Occasionally, as I wander through our lobby I hear parents engaged in conversation with our staff regarding the various swim lesson or sports camp programs we offer. The parent dutifully runs through the litany of appropriate questions relating to our group sizes, the training of our staff members, the duration of the program and the pricing. And then a large percentage of them make, in my mind, a huge mistake: they turn to their three year old potential swimmer and say those dreaded words,"Honey, would you like to take swim lessons here?"
Aghhh! Who is the parent here?
Pragmatically, what the parent is doing is giving the child total control of the situation. The parent has already made a decision to come and enroll the child in swim lessons or sports camp, and rightly so – they are the parent. Their adult human brain can weigh the pros and cons of the situation better than the mind of a child who believes that eating green vegetables might kill them and that a bear-like monster lives under the bed. So the parent, showing care and concern for the well-being and development of their offspring, has elected to enroll their child in an activity that will have positive benefits. Good job mom and dad, nicely done.
However, many parents then sabotage themselves by giving their child the choice to go along with their parentally-driven, well-made, carefully considered plans. This scene makes me wonder if they let their kids make other decisions as well. "Hey Johnny, would you like to go the doctor's office today? He's going to stick various devices in your ears and nose, and then give you a couple of shots. Sound good?" I can only imagine Johnny's response.

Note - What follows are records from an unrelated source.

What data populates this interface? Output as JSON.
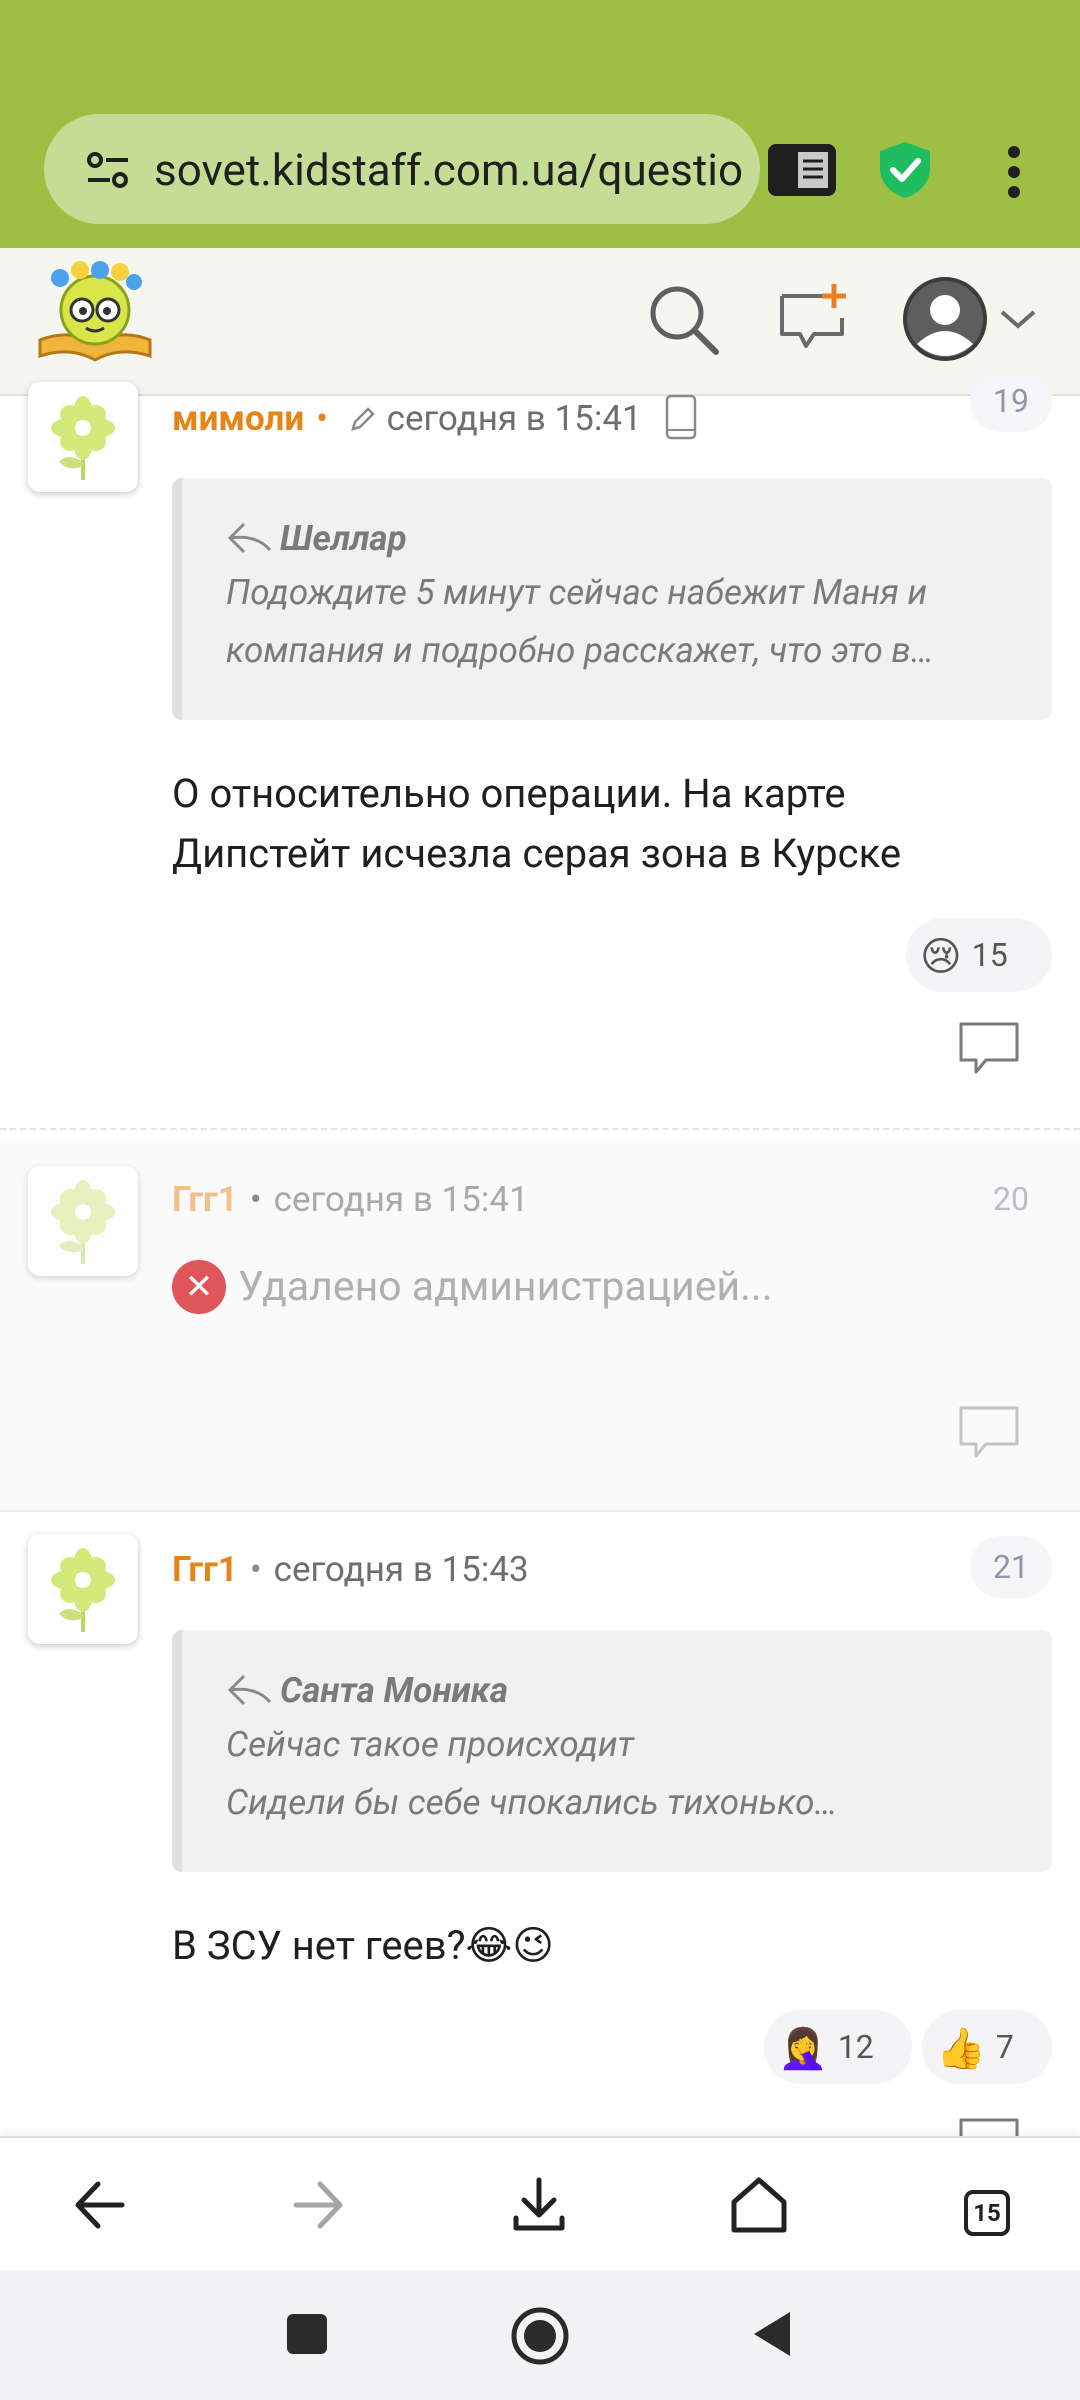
{
  "browser": {
    "url": "sovet.kidstaff.com.ua/questio",
    "tabs_count": "15"
  },
  "comments": [
    {
      "author": "мимоли",
      "time": "сегодня в 15:41",
      "number": "19",
      "quote_author": "Шеллар",
      "quote_lines": [
        "Подождите 5 минут сейчас набежит Маня и",
        "компания и подробно расскажет, что это в…"
      ],
      "body_lines": [
        "О относительно операции. На карте",
        "Дипстейт исчезла серая зона в Курске"
      ],
      "reactions": [
        {
          "emoji": "😢",
          "count": "15"
        }
      ]
    },
    {
      "author": "Ггг1",
      "time": "сегодня в 15:41",
      "number": "20",
      "deleted_text": "Удалено администрацией..."
    },
    {
      "author": "Ггг1",
      "time": "сегодня в 15:43",
      "number": "21",
      "quote_author": "Санта Моника",
      "quote_lines": [
        "Сейчас такое происходит",
        "Сидели бы себе чпокались тихонько…"
      ],
      "body_lines": [
        "В ЗСУ нет геев?😂😉"
      ],
      "reactions": [
        {
          "emoji": "🤦‍♀️",
          "count": "12"
        },
        {
          "emoji": "👍",
          "count": "7"
        }
      ]
    }
  ],
  "icons": {
    "site_settings": "tune-icon",
    "reader_mode": "reader-mode-icon",
    "security": "shield-check-icon",
    "menu": "more-vert-icon",
    "search": "search-icon",
    "new_message": "chat-plus-icon",
    "profile": "account-circle-icon",
    "reply": "reply-bubble-icon"
  },
  "colors": {
    "browser_bar": "#9dc044",
    "author": "#e58417",
    "accent_orange": "#f07c1b"
  }
}
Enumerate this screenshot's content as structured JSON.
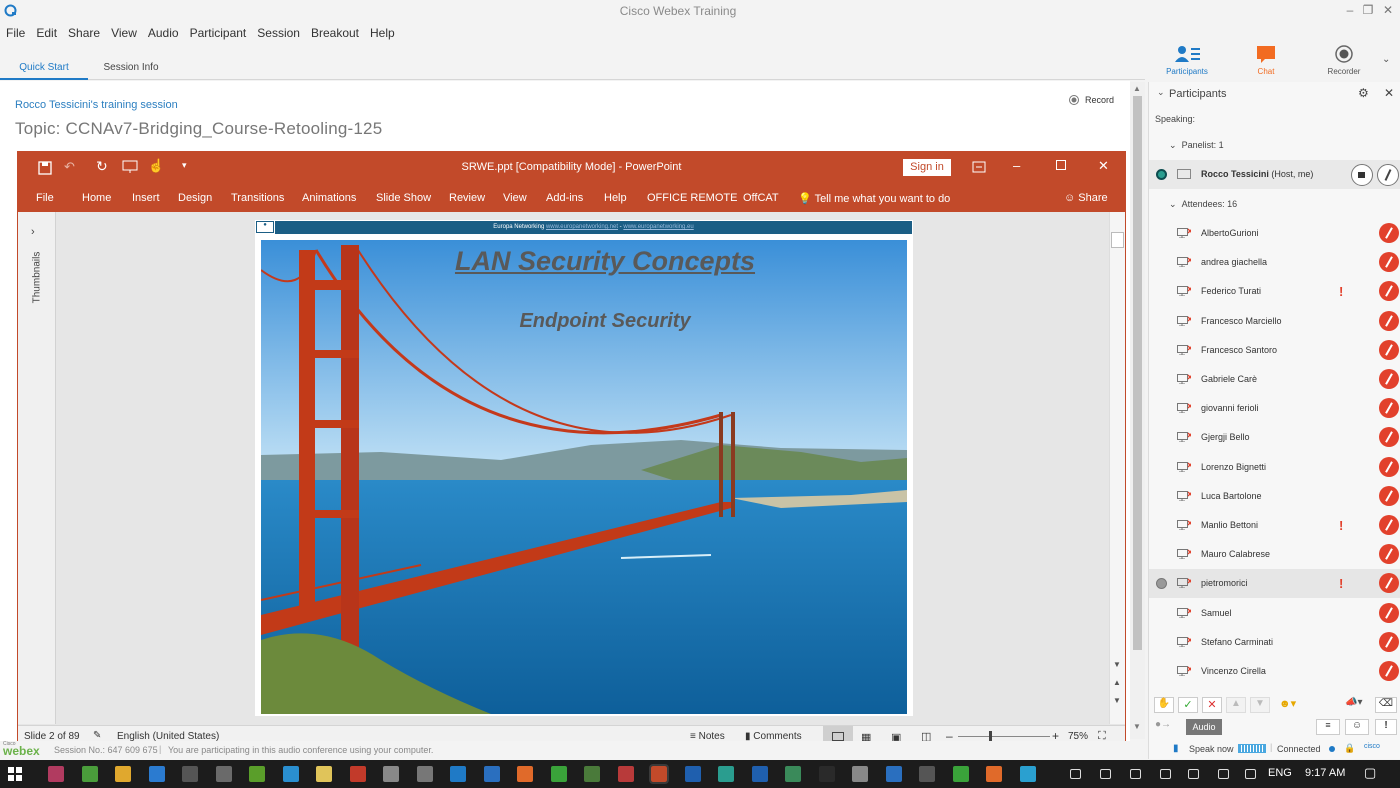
{
  "app": {
    "title": "Cisco Webex Training"
  },
  "menu": [
    "File",
    "Edit",
    "Share",
    "View",
    "Audio",
    "Participant",
    "Session",
    "Breakout",
    "Help"
  ],
  "tabs": [
    {
      "label": "Quick Start",
      "active": true
    },
    {
      "label": "Session Info",
      "active": false
    }
  ],
  "top_right": {
    "participants": "Participants",
    "chat": "Chat",
    "recorder": "Recorder"
  },
  "session": {
    "name": "Rocco Tessicini's training session",
    "topic": "Topic:  CCNAv7-Bridging_Course-Retooling-125",
    "record": "Record"
  },
  "ppt": {
    "title": "SRWE.ppt [Compatibility Mode]  -  PowerPoint",
    "sign_in": "Sign in",
    "ribbon": [
      "File",
      "Home",
      "Insert",
      "Design",
      "Transitions",
      "Animations",
      "Slide Show",
      "Review",
      "View",
      "Add-ins",
      "Help",
      "OFFICE REMOTE",
      "OffCAT"
    ],
    "tell_me": "Tell me what you want to do",
    "share": "Share",
    "thumbnails_label": "Thumbnails",
    "slide": {
      "header_text": "Europa Networking",
      "header_link1": "www.europanetworking.net",
      "header_sep": " - ",
      "header_link2": "www.europanetworking.eu",
      "title": "LAN Security Concepts",
      "subtitle": "Endpoint Security"
    },
    "status": {
      "slide": "Slide 2 of 89",
      "language": "English (United States)",
      "notes": "Notes",
      "comments": "Comments",
      "zoom": "75%"
    }
  },
  "session_bar": {
    "logo_small": "Cisco",
    "logo": "webex",
    "session_no": "Session No.: 647 609 675",
    "audio_msg": "You are participating in this audio conference using your computer."
  },
  "panel": {
    "title": "Participants",
    "speaking": "Speaking:",
    "panelist_header": "Panelist: 1",
    "host_name": "Rocco Tessicini",
    "host_tag": "(Host, me)",
    "attendees_header": "Attendees: 16",
    "attendees": [
      {
        "name": "AlbertoGurioni",
        "alert": false,
        "highlight": false
      },
      {
        "name": "andrea giachella",
        "alert": false,
        "highlight": false
      },
      {
        "name": "Federico Turati",
        "alert": true,
        "highlight": false
      },
      {
        "name": "Francesco Marciello",
        "alert": false,
        "highlight": false
      },
      {
        "name": "Francesco Santoro",
        "alert": false,
        "highlight": false
      },
      {
        "name": "Gabriele Carè",
        "alert": false,
        "highlight": false
      },
      {
        "name": "giovanni ferioli",
        "alert": false,
        "highlight": false
      },
      {
        "name": "Gjergji Bello",
        "alert": false,
        "highlight": false
      },
      {
        "name": "Lorenzo Bignetti",
        "alert": false,
        "highlight": false
      },
      {
        "name": "Luca Bartolone",
        "alert": false,
        "highlight": false
      },
      {
        "name": "Manlio Bettoni",
        "alert": true,
        "highlight": false
      },
      {
        "name": "Mauro Calabrese",
        "alert": false,
        "highlight": false
      },
      {
        "name": "pietromorici",
        "alert": true,
        "highlight": true
      },
      {
        "name": "Samuel",
        "alert": false,
        "highlight": false
      },
      {
        "name": "Stefano Carminati",
        "alert": false,
        "highlight": false
      },
      {
        "name": "Vincenzo Cirella",
        "alert": false,
        "highlight": false
      }
    ],
    "audio_button": "Audio",
    "speak_now": "Speak now",
    "connected": "Connected",
    "cisco": "cisco"
  },
  "taskbar": {
    "lang": "ENG",
    "time": "9:17 AM"
  },
  "colors": {
    "ppt_red": "#c24a2a",
    "webex_blue": "#1f7ac6",
    "chat_orange": "#f26b21",
    "mic_red": "#e2412c"
  }
}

Let's examine the two potential answers to that open-ended question of "Do you want to do _____?" Answer number one is great when the child responds "Yes." Goal of the parent is achieved, we all move on and everyone is happy.
Answer number two - "no." Now the parent has two options, neither very appealing. Option one - tell the child, "Well, I didn't really want your opinion; we're registering you for swim lessons anyway." That undermines the parent-child communication pretty significantly and has huge tantrum-starting potential. Option two - accept the child's answer and walk out the door or hang up the phone. Congratulations, you have just abdicated all parenting responsibilities and let your three year old control their (and your) own life.
My recommendation is for the parent to make the decision that the child is going to participate in an activity and then allow the child to make a decision about how they will participate. Examine the activity for it's appropriateness for their child as to environment, curriculum and price. Tell the child with enthusiasm that you have made the decision to enroll them in swim lessons, for example, and find a positive reason to do so.
If you feel compelled to offer your child a role in the decision-making, let them make decisions about the options surrounding their activity. Let them choose the time of day they are swimming - i.e. in the morning with one parent or perhaps in the evening with another. Ask "either/or" rather than "yes/no" questions. For example, in our swim classes, we offer kids choices on how to do something ("would you like to kick with a kickboard or a noodle?") but not the choice of whether to do it or not ("would you like to do kicks?").
When my own kids were growing up, we offered them the opportunity to choose the sport they wished to participate in each season. They knew they had to play a sport – that was not a decision they were involved in, but they were involved in choosing their sport. They picked from an appropriate list of options - i.e. a sport we could get them to practice for, one we could afford and one that was not in conflict with another siblings practice schedule. Two goals were achieved: the children knew they would be participating in a sport and they had some choice in the matter.
My youngest son wanted to play ice hockey. We responded with enthusiasm and as he did his research we asked him whether he wanted to attend 5:30 am practice two or three days per week. Suddenly afternoon basketball practice was so much more appealing to him.
My advice is this - do not abdicate your role as parents. You are in a position to make choices for your children because of your experience, knowledge and concern for their well-being. But heed this advice my kids gave me on Father's Day – "be nice to you kids – one day they'll choose your nursing home."